First to criticize the film were nationalistically minded viewers who didn't like the fact that it shows Pandey cavorting with prostitutes, consuming the narcotic bhang, and even befriending a "Britisher"—the film is structured around a friendship between Pandey and an English officer named Gordon. The director, Ketan Mehta, has a reasonable defense: the movie begins with a disclaimer, stating that it's a hybrid of fact and fiction. Not much is known about Pandey's life, and the film invents liberally; yet there is some plausibility to its inventions. No one knows, for example, whether or not Pandey used drugs, but the historical record shows that his officers did think he was under the influence. The friendship between Pandey and a British officer is invented and improbable, but it's justifiably in the film to prevent it from tipping over into chauvinism. The friendship also reflects the historical truth that not all British soldiers were racists, and that amidst its looting and profiteering, the Company did some good—for instance, by banning sati (wife burning).
In any case, the charge of character assassination is preposterous. The Rising isn't particularly good, but Khan is splendid: by turns virile and pensive, he has created a thinking hero of a kind rarely seen in Indian movies. And that's riled up another set of the movie's critics—an iconoclastic group that delights in punching holes in the heroes that many Indians hold sacred. This lot, shooting off columns in magazines and papers, has suggested that Pandey wasn't fighting for India, which didn't even exist in 1857, but was just a village boy furious that he couldn't be a good Hindu because of the animal fat on his cartridges. The iconoclasts might be onto something—the film's portrayal of Pandey as a progressive democrat committed to equality and religious accord is howlingly implausible, given the era in which he lived. Still, it's a harmless piece of idealization in a country that could do with more harmony.

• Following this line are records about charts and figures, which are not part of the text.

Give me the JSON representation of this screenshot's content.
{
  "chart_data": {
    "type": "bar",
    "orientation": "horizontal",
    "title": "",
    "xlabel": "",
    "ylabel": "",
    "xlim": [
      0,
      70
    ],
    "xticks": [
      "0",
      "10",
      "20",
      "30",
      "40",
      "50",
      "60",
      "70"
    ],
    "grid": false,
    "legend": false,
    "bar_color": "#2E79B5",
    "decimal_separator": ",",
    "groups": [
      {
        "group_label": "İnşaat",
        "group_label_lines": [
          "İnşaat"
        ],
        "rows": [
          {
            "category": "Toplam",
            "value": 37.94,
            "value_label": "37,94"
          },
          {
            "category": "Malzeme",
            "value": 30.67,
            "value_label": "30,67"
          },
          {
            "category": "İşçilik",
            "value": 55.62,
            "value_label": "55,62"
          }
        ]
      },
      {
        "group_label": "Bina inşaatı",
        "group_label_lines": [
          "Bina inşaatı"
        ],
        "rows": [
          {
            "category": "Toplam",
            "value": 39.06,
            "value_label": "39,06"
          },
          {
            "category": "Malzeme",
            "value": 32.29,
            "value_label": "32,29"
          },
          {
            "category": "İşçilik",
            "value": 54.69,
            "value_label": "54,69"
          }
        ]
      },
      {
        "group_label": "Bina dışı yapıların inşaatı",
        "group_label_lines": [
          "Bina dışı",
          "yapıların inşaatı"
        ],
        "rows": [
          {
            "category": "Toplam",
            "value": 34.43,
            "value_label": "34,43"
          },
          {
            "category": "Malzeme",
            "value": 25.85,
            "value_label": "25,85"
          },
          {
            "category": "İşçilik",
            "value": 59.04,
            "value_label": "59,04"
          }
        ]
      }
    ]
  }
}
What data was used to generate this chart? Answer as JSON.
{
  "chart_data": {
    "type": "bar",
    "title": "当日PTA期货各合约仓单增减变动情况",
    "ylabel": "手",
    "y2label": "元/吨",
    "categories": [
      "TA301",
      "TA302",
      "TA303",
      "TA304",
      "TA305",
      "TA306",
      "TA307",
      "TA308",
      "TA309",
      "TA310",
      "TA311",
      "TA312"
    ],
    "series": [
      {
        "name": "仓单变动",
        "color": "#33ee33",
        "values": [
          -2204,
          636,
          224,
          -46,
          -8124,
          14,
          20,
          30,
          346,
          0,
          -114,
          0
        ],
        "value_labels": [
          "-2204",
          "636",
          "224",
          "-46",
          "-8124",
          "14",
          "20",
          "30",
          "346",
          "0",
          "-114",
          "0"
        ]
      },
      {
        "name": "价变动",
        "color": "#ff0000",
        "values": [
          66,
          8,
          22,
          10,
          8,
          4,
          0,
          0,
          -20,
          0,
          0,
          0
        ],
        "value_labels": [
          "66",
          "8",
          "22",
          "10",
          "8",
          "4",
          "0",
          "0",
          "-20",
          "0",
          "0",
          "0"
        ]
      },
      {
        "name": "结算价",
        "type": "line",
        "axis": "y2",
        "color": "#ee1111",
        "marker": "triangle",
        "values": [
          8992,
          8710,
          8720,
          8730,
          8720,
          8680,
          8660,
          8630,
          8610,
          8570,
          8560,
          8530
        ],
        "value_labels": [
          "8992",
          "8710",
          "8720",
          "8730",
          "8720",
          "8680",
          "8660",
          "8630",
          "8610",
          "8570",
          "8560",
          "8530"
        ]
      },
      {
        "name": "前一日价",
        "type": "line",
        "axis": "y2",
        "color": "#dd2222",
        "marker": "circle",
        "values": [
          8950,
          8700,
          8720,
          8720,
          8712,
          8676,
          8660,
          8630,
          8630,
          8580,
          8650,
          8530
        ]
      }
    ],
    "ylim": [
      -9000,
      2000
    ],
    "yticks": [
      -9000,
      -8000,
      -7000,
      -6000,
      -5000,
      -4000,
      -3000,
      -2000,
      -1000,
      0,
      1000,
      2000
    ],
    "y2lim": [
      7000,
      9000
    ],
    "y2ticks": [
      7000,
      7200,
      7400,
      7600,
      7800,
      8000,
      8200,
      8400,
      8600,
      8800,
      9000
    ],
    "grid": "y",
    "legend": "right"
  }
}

It seems hardest to defend the film from the last group of detractors: those who complain that it panders to the West in the hopes of repeating Lagaan's success abroad. The movie does come with a full load of Orientalist clichés. There are far too many elephants, dancing girls, and cows walking about, and the British officer gets a suspicious amount of screen time, suggesting that this film was carefully calculated to do well with audiences in Britain and America. But for all its stereotypes and implausibilities, this is a movie worth defending: because if everyone attacks The Rising, who in India will dare to make another historical film? And if provocative period pieces become a thing of the past, we are doomed to a future in which confections about ishq rule unchallenged.